At the same time, the number of Americans over 60 – the age at which they are eligible for OAA nutrition and other services – rose 63 percent. About a quarter of low-income seniors were “food unsafe”, which means that they had limited or unsafe access to adequate food.

And that shortage was before the pandemic. After the programs hastily closed community meetings last spring, a survey by Meals on Wheels America found that nearly 80 percent of programs said new requests for self-delivered meals had at least doubled. Waiting lists grew by 26 percent.

Together with the money, the Covid relief legislation gave these local programs the flexibility they needed. To qualify for Meals On Wheels, domestic customers must typically require assistance with daily living activities. The emergency funds allowed administrators to service less frail seniors who were completing home stay orders and transfer money free from community centers for home delivery.

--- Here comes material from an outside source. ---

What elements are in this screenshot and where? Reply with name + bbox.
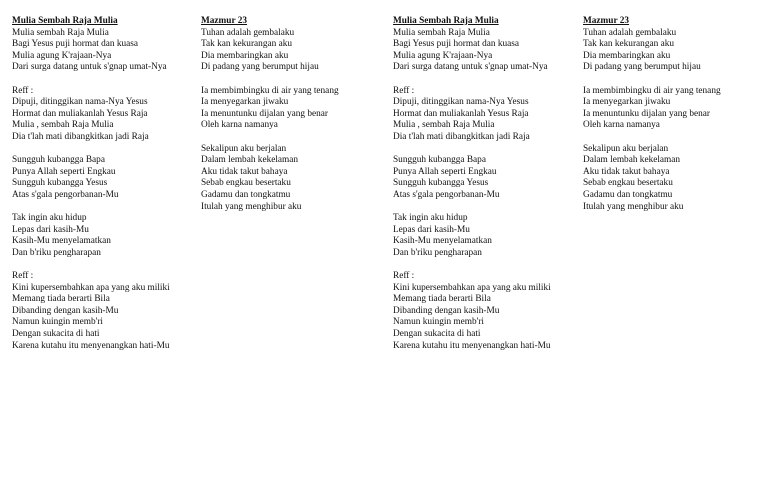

Even so, some administrators were faced with dire decisions due to the increased number of cases from people who had never applied for a meal before.

In northern Arizona, approximately 800 customers were served homemade meals as of February 2020. By June, that number had risen to 1,265, including new applicants as well as those who had previously dined at the program’s 18 now-closed senior centers. Customers received 14 meals each week.

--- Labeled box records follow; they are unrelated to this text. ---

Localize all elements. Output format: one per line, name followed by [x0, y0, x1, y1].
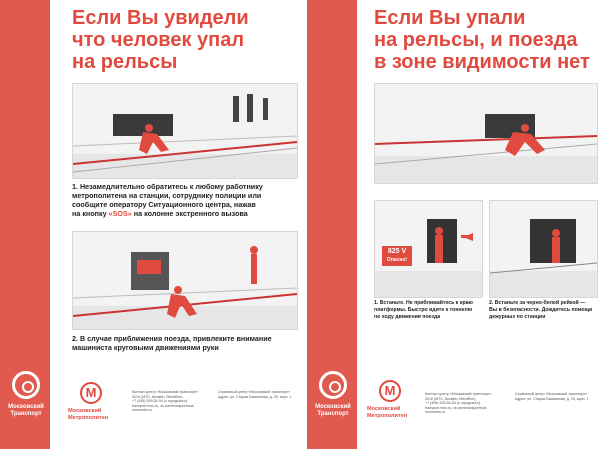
left-illustration-1	[72, 83, 298, 179]
metro-label: Московский Метрополитен	[68, 408, 109, 421]
moscow-transport-label: Московский Транспорт	[315, 404, 351, 417]
right-illustration-1	[374, 83, 598, 184]
voltage-warning-badge: 825 V Опасно!	[382, 246, 412, 266]
moscow-transport-logo-icon	[319, 371, 347, 399]
left-step-1: 1. Незамедлительно обратитесь к любому работнику метрополитена на станции, сотруднику полиции или сообщите оператору Ситуационного центра, нажав на кнопку «SOS» на колонне экстренного вызова	[72, 182, 263, 218]
metro-logo-icon: М	[80, 382, 102, 404]
contacts-right: Сервисный центр «Московский транспорт» Адрес: ул. Старая Басманная, д. 20, корп. 1	[515, 392, 589, 401]
poster-right	[307, 0, 600, 449]
left-title: Если Вы увидели что человек упал на рельсы	[72, 7, 249, 73]
left-illustration-2	[72, 231, 298, 330]
moscow-transport-label: Московский Транспорт	[8, 404, 44, 417]
left-step-2: 2. В случае приближения поезда, привлеките внимание машиниста круговыми движениями руки	[72, 334, 272, 352]
contacts-left: Контакт-центр «Московский транспорт» 3210 (МТС, Билайн, МегаФон) +7 (495) 539-54-54 (с городского) transport.mos.ru, vk.com/transportmos mosmetro.ru	[425, 392, 492, 415]
metro-logo-icon: М	[379, 380, 401, 402]
right-step-2: 2. Встаньте за черно-белой рейкой — Вы в безопасности. Дождитесь помощи дежурных по станции	[489, 300, 593, 320]
right-step-1: 1. Встаньте. Не приближайтесь к краю платформы. Быстро идите к тоннелю по ходу движения поезда	[374, 300, 473, 320]
right-title: Если Вы упали на рельсы, и поезда в зоне видимости нет	[374, 7, 590, 73]
contacts-left: Контакт-центр «Московский транспорт» 3210 (МТС, Билайн, МегаФон) +7 (495) 539-54-54 (с городского) transport.mos.ru, vk.com/transportmos mosmetro.ru	[132, 390, 199, 413]
metro-label: Московский Метрополитен	[367, 406, 408, 419]
moscow-transport-logo-icon	[12, 371, 40, 399]
sos-label: «SOS»	[108, 209, 132, 218]
right-illustration-3	[489, 200, 598, 298]
contacts-right: Сервисный центр «Московский транспорт» Адрес: ул. Старая Басманная, д. 20, корп. 1	[218, 390, 292, 399]
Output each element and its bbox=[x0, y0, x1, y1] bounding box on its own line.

By the summer, Ms. Beals-Luedtka had “no more money” despite government aid. She was faced with the grim task of telling 342 seniors who had been on the list for three emergency months that she had to remove them. “People were crying on the phone,” she recalled. “I literally had a man say he was going to commit suicide.” (She restored it.) Even those who stayed got five meals a week instead of 14.

Now Ms. Beals-Luedtka is waiting for an estimated $ 1.34 million from the rescue plan, which will largely remove the waiting list, increase the number of meals for each recipient, and help local vendors reopen senior centers with the procurement and repair of kitchen appliances .

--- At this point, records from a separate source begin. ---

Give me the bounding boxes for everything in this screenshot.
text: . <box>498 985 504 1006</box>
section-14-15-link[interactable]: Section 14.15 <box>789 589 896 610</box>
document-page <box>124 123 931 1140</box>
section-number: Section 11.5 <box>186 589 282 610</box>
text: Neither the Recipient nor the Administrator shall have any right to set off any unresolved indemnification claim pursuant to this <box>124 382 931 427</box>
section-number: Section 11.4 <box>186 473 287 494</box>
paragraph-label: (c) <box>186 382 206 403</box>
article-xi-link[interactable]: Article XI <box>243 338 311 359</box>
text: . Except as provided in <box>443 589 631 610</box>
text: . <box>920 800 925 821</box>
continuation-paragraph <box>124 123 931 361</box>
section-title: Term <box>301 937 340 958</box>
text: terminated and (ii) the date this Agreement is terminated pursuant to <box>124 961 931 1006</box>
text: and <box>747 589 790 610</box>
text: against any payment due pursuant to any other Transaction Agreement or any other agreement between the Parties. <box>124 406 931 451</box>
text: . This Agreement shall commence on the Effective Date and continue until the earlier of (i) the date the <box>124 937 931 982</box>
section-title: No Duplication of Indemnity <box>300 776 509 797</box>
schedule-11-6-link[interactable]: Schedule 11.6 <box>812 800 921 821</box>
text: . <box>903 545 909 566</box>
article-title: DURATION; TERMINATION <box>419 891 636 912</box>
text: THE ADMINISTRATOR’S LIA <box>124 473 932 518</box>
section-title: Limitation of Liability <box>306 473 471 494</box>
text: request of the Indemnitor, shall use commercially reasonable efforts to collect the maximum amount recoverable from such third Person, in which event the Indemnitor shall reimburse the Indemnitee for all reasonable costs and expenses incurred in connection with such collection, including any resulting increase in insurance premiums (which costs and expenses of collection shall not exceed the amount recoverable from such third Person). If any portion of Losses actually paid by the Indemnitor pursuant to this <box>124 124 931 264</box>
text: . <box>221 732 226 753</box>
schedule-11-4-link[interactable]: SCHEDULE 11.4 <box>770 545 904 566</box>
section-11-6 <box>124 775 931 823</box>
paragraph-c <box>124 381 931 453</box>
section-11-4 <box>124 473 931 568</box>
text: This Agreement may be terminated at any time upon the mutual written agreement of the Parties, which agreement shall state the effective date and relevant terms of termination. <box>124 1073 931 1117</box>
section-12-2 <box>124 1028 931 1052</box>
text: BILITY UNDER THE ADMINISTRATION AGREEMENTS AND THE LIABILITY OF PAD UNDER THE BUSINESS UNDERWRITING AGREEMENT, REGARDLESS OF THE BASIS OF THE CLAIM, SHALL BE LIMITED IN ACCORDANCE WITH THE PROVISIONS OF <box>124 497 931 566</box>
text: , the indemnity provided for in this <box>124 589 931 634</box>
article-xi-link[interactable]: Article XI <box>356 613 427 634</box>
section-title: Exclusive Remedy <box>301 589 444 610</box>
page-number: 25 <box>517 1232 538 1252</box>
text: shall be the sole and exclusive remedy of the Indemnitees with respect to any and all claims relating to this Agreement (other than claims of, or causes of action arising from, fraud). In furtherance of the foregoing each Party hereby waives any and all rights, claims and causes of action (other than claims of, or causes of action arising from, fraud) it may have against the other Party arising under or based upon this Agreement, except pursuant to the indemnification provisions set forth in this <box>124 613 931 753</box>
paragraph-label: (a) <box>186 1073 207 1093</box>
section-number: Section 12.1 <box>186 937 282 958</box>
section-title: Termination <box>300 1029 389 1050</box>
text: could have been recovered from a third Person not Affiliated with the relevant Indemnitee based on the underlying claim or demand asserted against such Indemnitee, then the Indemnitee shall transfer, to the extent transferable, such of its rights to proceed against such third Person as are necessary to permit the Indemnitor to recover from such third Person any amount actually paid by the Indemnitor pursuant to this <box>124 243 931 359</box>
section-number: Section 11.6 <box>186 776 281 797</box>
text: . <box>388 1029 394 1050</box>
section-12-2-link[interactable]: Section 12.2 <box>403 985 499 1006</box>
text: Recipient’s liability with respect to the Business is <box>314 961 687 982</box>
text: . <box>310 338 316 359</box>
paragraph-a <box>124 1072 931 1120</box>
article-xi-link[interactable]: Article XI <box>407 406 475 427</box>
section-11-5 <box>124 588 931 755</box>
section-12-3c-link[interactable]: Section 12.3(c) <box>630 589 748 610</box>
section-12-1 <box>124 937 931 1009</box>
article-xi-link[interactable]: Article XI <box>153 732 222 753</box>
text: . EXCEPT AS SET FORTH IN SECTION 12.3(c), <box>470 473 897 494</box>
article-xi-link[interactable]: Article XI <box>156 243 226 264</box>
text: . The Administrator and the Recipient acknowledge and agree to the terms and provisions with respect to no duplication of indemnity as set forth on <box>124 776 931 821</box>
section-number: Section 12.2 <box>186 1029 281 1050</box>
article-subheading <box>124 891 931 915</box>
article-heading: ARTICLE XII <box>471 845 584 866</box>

In North Carolina, the Centralina agency last month began delivering boxes of groceries – containing produce, canned foods, and other staples – to low-income seniors using federal funds from last year’s CARES Act, in partnership with a grocery bank. “You are a huge success,” said Ms. Miller. “I could never do that.”

It may seem unnecessary for senior nutrition programs to accomplish anything other than feed hungry elderly people, but research has shown that they have a broader impact.

“Addressing nutritional needs isn’t just good for people’s quality of life,” said Kali Thomas, a researcher at Brown University whose studies have shown that meals on wheels have several benefits. “It improves your health.” These programs reduce loneliness and help keep seniors away from expensive nursing homes. They can also help reduce falls, although these results were based on a small sample and did not reach statistical significance.

Interestingly, Dr. Thomas suggested that daily food deliveries had a greater impact than weekly or twice-monthly frozen food deliveries, a practice many local organizations have used to save money.

Frail or forgetful customers may have trouble storing, preparing, and remembering frozen meals. The main reason daily deliveries pay off is because of their regular chats with drivers, according to their study.

“They build relationships with their customers,” said Dr. Thomas. “You could come back later to fix a rickety handrail. If you are concerned about a client’s health, let the program know. The drivers are often the only people they see all day, so these relationships are very important. “

Congregant meals also contribute to the wellbeing of participants by preventing food insecurity and providing socialization and healthier nutrition. This resulted in a prepandemic assessment.

While program administrators enjoy a rare opportunity to expand their reach, they fear that the aid money will be spent and waiting lists will reappear if Congress does not maintain this increased budget.